General information
- Type: Airborne early warning and control
- National origin: India
- Manufacturer: Airbus Defence & Space (OEM for aircraft); Adani Defence Systems and Technologies (DcPP for mission systems);
- Designer: Centre for Airborne Systems, DRDO
- Status: Under development
- Primary user: Indian Air Force (intended)
- Number built: 6 planned

History
- Developed from: Airbus A321 (aircraft) Netra AEW&C (radar system)

= DRDO Netra Mk2 =

Airborne early warning and control aircraft

The DRDO Netra Mark 2 is an upcoming Indian airborne early warning and control (AEW&C) system being developed by the Defence Research and Development Organisation for the Indian Air Force. It follows the Netra Mark 1 and Mark 1A variants, and will be mounted on Airbus A321 aircraft that have been acquired from Air India.

==Development==
The Defence Acquisition Council (DAC) in September 2021 cleared the acceptance of necessity for the ₹11000 crore AEW&CS project for six aircraft. The platform would be Airbus A321 purchased from Air India. The platforms would be sent to France, modified to military standards, and then will be returned to DRDO where radars and surveillance suites would be fitted. The contract negotiations for the modifications of the aircraft was on the way as of October 2024.

The developmental work on the six Mark 2 aircraft, with bigger and more capable versions of the AEW&C radars and sensors to be mounted on the A321 platforms was already at an advanced stage, as of February 2024, at a cost of ₹10990 crore. The delivery of the first such AEW&C Mark-2 aircraft, which will also have an antenna in the nose in addition to the main dorsal antenna to give 300-degree radar coverage, would take place in 2026–27. The Adani Defence Systems & Technologies Limited (ADSTL) has been designated as the L1 entity for becoming the Development cum Production Partner (DcPP) for this project.

The six A321 aircraft, as of March 2025, were being operated by the Air HQ Communication Squadron, Indian Air Force.

The Cabinet Committee on Security approved the project, worth ₹19000 crore, on 17 July 2025. It is anticipated that the project will be completed in three years starting in 2025. For the refit, DRDO will collaborate with Airbus Defence and Space in Spain, to modify and upgrade the jet platforms as per military standards, along with several Indian firms to equip the Netra Mk 2 with a mission control system and an indigenous AESA radar atop a dorsal fin-mounted antenna which will reportedly provide 300–360° coverage. The project has been officially designated AWACS (India). All the six aircraft are expected to be delivered by 2033–34. The cost of the project inflated by ₹7000 crore after additional modifications to the aircraft was identified.

The aircraft upgrade project in France was cleared by the DAC on 29 December 2025.

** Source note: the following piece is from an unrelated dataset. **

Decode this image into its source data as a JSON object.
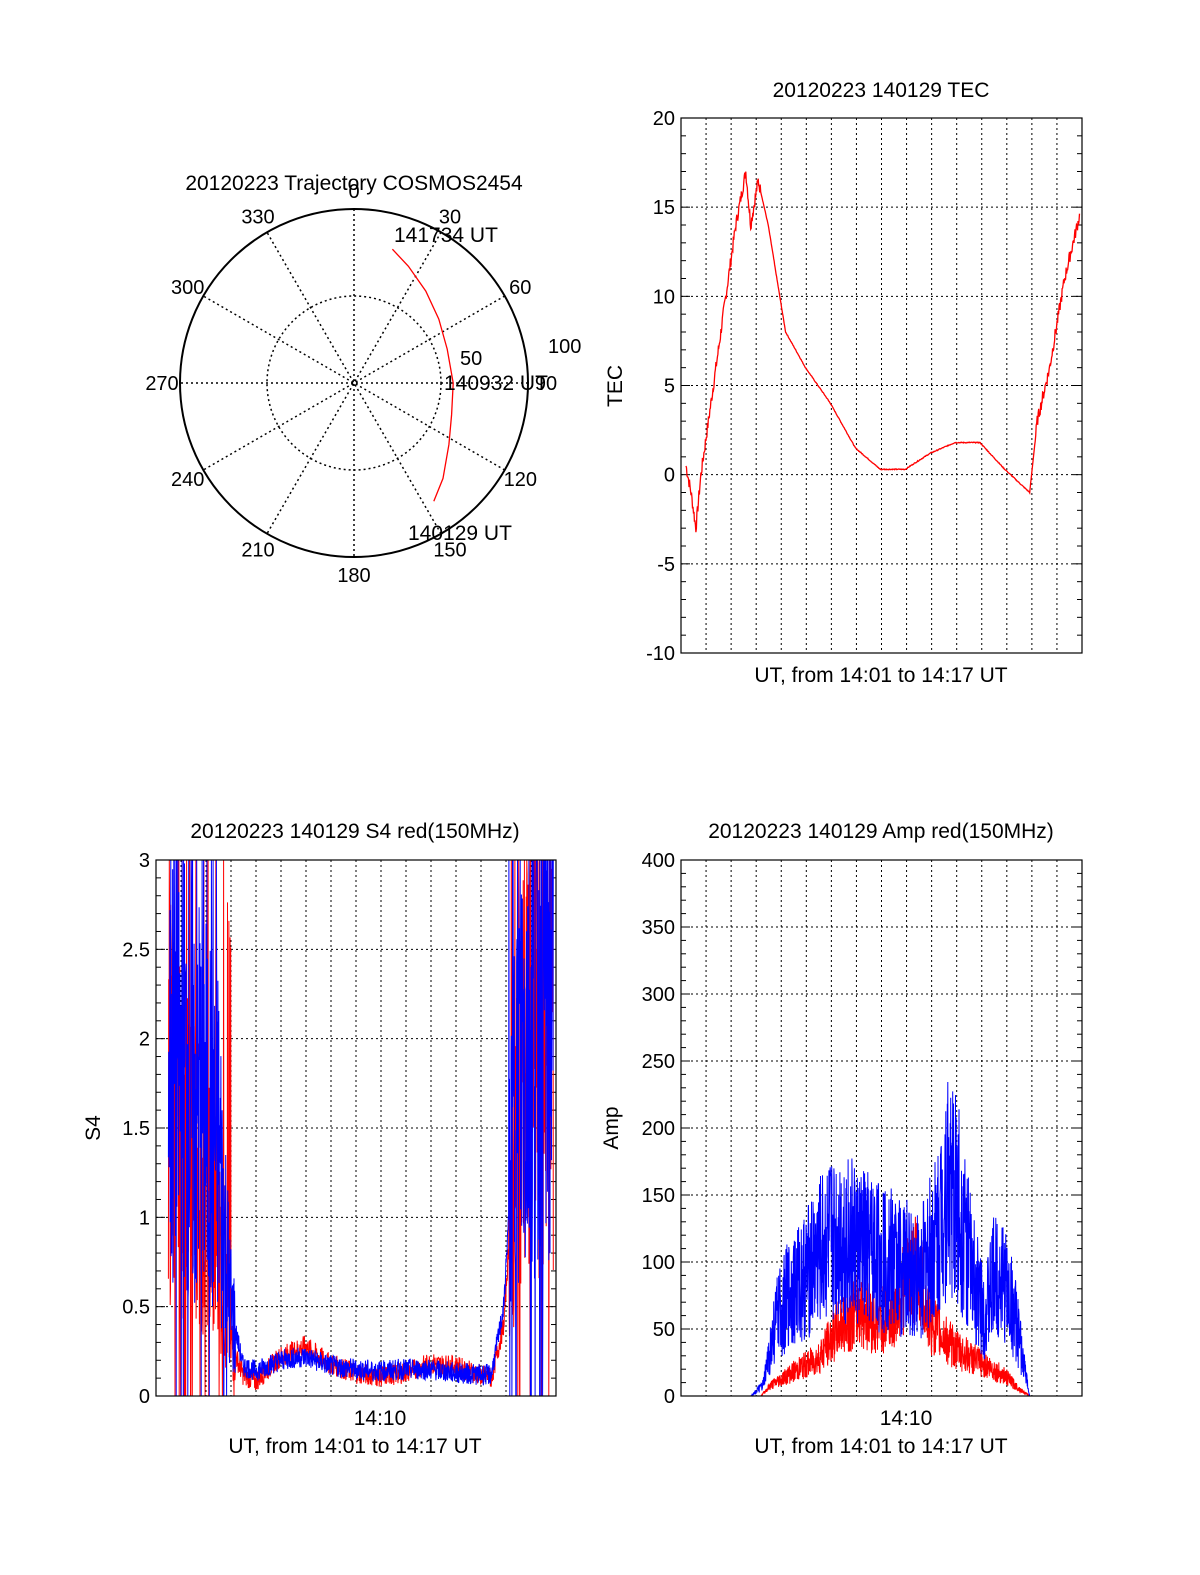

On 22 July 2026, the Centre for Airborne Systems (CABS) of DRDO signed two important contracts with the industry to enable the development and production of the AEW&C Mk II project. The first contract was signed with AI Engineering Services Limited (AIESL), New Delhi, under which the A321 airframes will be converted from commercial or airliner to green configuration. The DcPP contract with the ADSTL, Ahmedabad, was also signed on the same day. CABS along with ADSTL will be responsible for the integration of the mission systems on the modified A321 platforms delivered by the Airbus Defence & Space. Thereafter, CABS and ADSTL will conduct flight trials of the system to receive certification from the CEMILAC and the Directorate General of Aeronautical Quality Assurance (DG AQA).

==Design and Features==
The Netra Mk2 will feature a dorsal fin-mounted active electronically scanned array radar, providing 300° radar coverage. In addition, a secondary antenna will be installed in the nose of the aircraft to enhance forward coverage.

Other planned features include:

- Extended detection ranges compared to the Netra MkI.
- Multi-role mission control system for airspace surveillance, battle management, and communication relay.
- Integration of advanced indigenous sensors and electronic warfare suites.
- Use of Airbus A321 as the base platform, offering larger payload capacity and endurance compared to Embraer EMB-145 used in Netra Mk1A.

==Operators==
- Indian Air Force – Six aircraft to be procured.